Les 600 militaires engagés en renfort de Barkhane en l'espace de quelques semaines peuvent sembler
peu de choses à l'échelle des armées, mais cette mobilisation supplémentaire aura plusieurs prix. Revue de coûts, du stratégique au tactique :
. Les surcoûts opex vont connaître une nouvelle envolée, et tutoyer le milliard et demi d'euros. Une somme que le ministère des armées aura à payer seul.
. De l'usure de matériel : on l'oublie souvent dans ces fameux surcoûts, l'usure du matériel (potentiellement, du personnel, en blessures physique et surtout morales) va encore s'accentuer. Car le matériel s'use plusieurs fois plus vite au Sahel que sur d'autres théâtres, et aussi, qu'en métropole. On peut toujours constater que les VAB sont en fin de vie, que les VBL aussi. Mais le niveau de protection nécessaire pour les opérations au Sahel ne concerne que des véhicules spécifiques, et pas des véhicules lambda (dont l'armée de terre n'a que faire). L'équation n'est donc pas si évidente.
. Au niveau local, loger et alimenter (nourrir, hydrater) 600 corps de plus, auxquels s'ajoutent bientôt les plus de 400 de la TF Takuba tient d'un nouvel effort logistique.
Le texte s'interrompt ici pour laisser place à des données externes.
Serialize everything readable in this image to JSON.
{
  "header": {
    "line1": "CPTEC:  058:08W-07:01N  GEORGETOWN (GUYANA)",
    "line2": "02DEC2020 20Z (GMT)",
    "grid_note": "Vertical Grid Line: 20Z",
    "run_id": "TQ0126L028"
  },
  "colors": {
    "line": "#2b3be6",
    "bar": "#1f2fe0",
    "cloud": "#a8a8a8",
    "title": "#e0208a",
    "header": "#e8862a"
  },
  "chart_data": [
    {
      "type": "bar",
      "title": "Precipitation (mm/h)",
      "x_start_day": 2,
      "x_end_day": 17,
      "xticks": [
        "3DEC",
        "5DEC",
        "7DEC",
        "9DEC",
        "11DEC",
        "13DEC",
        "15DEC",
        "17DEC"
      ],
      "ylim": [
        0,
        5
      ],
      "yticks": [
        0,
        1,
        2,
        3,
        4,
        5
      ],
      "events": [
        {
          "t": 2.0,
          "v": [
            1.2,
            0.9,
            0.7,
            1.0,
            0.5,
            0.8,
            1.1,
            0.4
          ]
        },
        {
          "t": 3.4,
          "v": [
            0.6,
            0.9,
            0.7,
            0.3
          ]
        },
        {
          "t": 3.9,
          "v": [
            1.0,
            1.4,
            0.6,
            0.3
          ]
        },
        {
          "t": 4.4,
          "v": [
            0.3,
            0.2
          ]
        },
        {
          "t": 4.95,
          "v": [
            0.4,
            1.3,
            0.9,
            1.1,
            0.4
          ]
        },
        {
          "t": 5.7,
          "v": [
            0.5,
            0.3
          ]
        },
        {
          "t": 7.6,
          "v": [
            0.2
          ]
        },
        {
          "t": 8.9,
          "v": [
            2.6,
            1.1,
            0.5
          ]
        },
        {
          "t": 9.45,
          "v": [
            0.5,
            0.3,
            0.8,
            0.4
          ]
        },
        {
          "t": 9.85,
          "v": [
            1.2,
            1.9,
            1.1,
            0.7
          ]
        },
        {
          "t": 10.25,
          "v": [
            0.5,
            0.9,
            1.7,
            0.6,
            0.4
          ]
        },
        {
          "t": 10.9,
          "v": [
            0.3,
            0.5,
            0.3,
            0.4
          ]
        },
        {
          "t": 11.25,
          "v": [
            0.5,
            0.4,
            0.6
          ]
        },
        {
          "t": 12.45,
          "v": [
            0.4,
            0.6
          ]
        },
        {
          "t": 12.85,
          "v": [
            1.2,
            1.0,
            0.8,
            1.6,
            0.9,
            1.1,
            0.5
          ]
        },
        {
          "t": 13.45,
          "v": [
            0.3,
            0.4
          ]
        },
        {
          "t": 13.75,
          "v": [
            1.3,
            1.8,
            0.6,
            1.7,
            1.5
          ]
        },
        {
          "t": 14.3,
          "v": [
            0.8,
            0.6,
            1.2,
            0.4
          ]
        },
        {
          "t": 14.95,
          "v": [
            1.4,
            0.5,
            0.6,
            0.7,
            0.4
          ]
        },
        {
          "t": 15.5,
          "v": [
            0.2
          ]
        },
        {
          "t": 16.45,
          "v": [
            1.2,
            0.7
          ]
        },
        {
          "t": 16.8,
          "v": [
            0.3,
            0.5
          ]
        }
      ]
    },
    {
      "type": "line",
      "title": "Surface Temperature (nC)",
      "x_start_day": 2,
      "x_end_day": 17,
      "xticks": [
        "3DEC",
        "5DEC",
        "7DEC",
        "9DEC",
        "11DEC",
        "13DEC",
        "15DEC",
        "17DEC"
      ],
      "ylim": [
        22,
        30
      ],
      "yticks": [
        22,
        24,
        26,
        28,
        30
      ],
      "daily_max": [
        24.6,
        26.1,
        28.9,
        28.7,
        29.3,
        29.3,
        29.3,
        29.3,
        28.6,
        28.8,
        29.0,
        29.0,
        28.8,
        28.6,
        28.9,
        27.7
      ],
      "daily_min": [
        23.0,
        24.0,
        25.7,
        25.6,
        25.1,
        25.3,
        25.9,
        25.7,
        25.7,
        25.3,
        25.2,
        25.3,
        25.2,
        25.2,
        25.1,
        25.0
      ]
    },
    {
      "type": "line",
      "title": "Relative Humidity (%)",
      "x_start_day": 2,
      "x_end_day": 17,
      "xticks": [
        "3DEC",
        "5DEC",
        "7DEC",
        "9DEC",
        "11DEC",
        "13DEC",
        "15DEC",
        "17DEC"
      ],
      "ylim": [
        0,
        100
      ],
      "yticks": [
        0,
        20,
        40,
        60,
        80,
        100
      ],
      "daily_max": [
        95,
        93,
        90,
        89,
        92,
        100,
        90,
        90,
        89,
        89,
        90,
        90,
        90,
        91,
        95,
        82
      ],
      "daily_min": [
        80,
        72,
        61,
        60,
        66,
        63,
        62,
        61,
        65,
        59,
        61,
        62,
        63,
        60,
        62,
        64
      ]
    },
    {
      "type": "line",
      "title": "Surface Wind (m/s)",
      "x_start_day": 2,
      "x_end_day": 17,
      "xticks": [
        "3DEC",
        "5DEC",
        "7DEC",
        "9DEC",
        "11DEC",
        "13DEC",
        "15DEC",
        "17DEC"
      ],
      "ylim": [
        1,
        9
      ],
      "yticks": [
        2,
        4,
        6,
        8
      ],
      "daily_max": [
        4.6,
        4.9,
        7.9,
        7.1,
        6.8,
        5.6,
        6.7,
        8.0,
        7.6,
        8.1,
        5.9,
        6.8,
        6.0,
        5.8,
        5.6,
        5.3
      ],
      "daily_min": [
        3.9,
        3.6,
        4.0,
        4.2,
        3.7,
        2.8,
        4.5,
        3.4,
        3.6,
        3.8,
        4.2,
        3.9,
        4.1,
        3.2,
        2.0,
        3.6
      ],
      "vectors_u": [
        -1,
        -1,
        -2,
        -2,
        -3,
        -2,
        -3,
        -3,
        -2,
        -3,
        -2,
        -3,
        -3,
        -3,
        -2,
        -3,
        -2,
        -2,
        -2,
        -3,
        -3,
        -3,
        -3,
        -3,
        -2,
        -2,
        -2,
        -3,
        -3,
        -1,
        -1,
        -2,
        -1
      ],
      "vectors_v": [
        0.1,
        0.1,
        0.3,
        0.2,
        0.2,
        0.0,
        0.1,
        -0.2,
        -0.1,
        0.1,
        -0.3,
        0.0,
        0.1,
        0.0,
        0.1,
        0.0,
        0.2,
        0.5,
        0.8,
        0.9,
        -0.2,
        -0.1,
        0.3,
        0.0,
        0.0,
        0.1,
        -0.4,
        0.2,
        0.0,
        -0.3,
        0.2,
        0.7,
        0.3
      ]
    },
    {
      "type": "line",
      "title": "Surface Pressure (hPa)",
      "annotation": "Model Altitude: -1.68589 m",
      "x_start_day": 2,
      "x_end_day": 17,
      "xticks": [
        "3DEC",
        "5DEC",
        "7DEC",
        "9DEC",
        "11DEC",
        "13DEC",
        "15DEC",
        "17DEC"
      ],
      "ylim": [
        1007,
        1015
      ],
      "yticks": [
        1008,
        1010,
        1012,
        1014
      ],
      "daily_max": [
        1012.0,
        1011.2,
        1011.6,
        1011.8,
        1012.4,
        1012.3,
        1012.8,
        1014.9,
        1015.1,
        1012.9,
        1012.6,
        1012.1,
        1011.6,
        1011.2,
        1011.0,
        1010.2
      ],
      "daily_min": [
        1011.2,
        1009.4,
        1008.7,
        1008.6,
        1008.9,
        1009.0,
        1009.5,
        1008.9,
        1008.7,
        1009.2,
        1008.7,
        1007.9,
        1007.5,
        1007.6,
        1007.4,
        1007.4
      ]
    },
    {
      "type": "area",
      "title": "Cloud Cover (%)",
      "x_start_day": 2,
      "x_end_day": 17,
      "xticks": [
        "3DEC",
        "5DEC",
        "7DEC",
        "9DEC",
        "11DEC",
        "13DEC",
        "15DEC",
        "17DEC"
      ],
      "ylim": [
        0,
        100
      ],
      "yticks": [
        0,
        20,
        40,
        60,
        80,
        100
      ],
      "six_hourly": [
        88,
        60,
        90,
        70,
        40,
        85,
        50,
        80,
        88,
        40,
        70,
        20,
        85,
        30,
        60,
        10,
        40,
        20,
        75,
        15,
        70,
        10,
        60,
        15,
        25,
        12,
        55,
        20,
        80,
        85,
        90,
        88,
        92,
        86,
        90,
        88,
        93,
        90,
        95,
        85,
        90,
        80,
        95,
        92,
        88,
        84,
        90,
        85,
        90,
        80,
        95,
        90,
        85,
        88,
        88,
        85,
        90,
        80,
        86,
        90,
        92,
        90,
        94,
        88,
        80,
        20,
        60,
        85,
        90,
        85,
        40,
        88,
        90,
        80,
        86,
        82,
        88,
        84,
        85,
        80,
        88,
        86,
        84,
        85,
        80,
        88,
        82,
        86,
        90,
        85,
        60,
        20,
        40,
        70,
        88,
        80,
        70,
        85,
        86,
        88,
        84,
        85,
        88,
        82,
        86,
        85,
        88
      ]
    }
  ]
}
Coûteux en euros, car on est au milieu du désert. Mais aussi en logistique, car il faut acheminer le nécessaire en convois routiers. On le sait, c'est déjà un des défauts de cuirasse de Barkhane (sauf à utiliser le... fleuve, plus difficile à miner).
. Incidemment, les relèves vont devoir s'étaler sur encore plus de temps, puisque le nombre d'avions blancs a, dans les faits baissé (un A310 en moins, alors que les Phénix ne prennent pas encore la ligne opex). Cela va donc encore plus troubler l'engagement opérationnel.
. 600 hommes de plus ne changent pas grand chose à la construction d'un mandat de quatre mois : à 4500, un personnel des groupements tactiques désert fait entre un mois et un mois et demi de garde. Il doit aussi en début de mandat s'acclimater, prendre ses consignes, ses quartiers, et en fin de mandat, faire ses caisses, s'occuper du matériel. Tout cela évidemment sans compter les passages éventuels à l'infirmerie, que ce soit pour des blessures de combat, ou des blessures non liées au combat, et aux maladies liées à l'environnement.
Bref, le temps utile en opérations n'est pas si élevé qu'il y paraît sur le papier. Cela milite, dans certains esprits, à un retour à des mandats de six mois, comme du temps de l'Afghanistan, pour "maximiser" le temps utile sur place.
. Avec un surcroît de moyens (qui n'ont rien non plus d'exceptionnel), le risque d'augmenter le ressenti et le besoin de résultats chez l'exécutif et une partie croissante de la population (le coût de Barkhane, c'est de l'argent en moins dans les poches des Français pensent certains d'entre eux, en fait c'est surtout une réduction structurelle des armées si on regarde les choses chirurgicalement) va encore plus augmenter, là où, Reaper et forces spéciales excepté, le "rendement" forces engagées/effets produits est toujours faible par nature, puisque le flux du renseignement est extrêmement faible. Et que le djihadiste est plus manoeuvrant et disséminable que les forces alliées.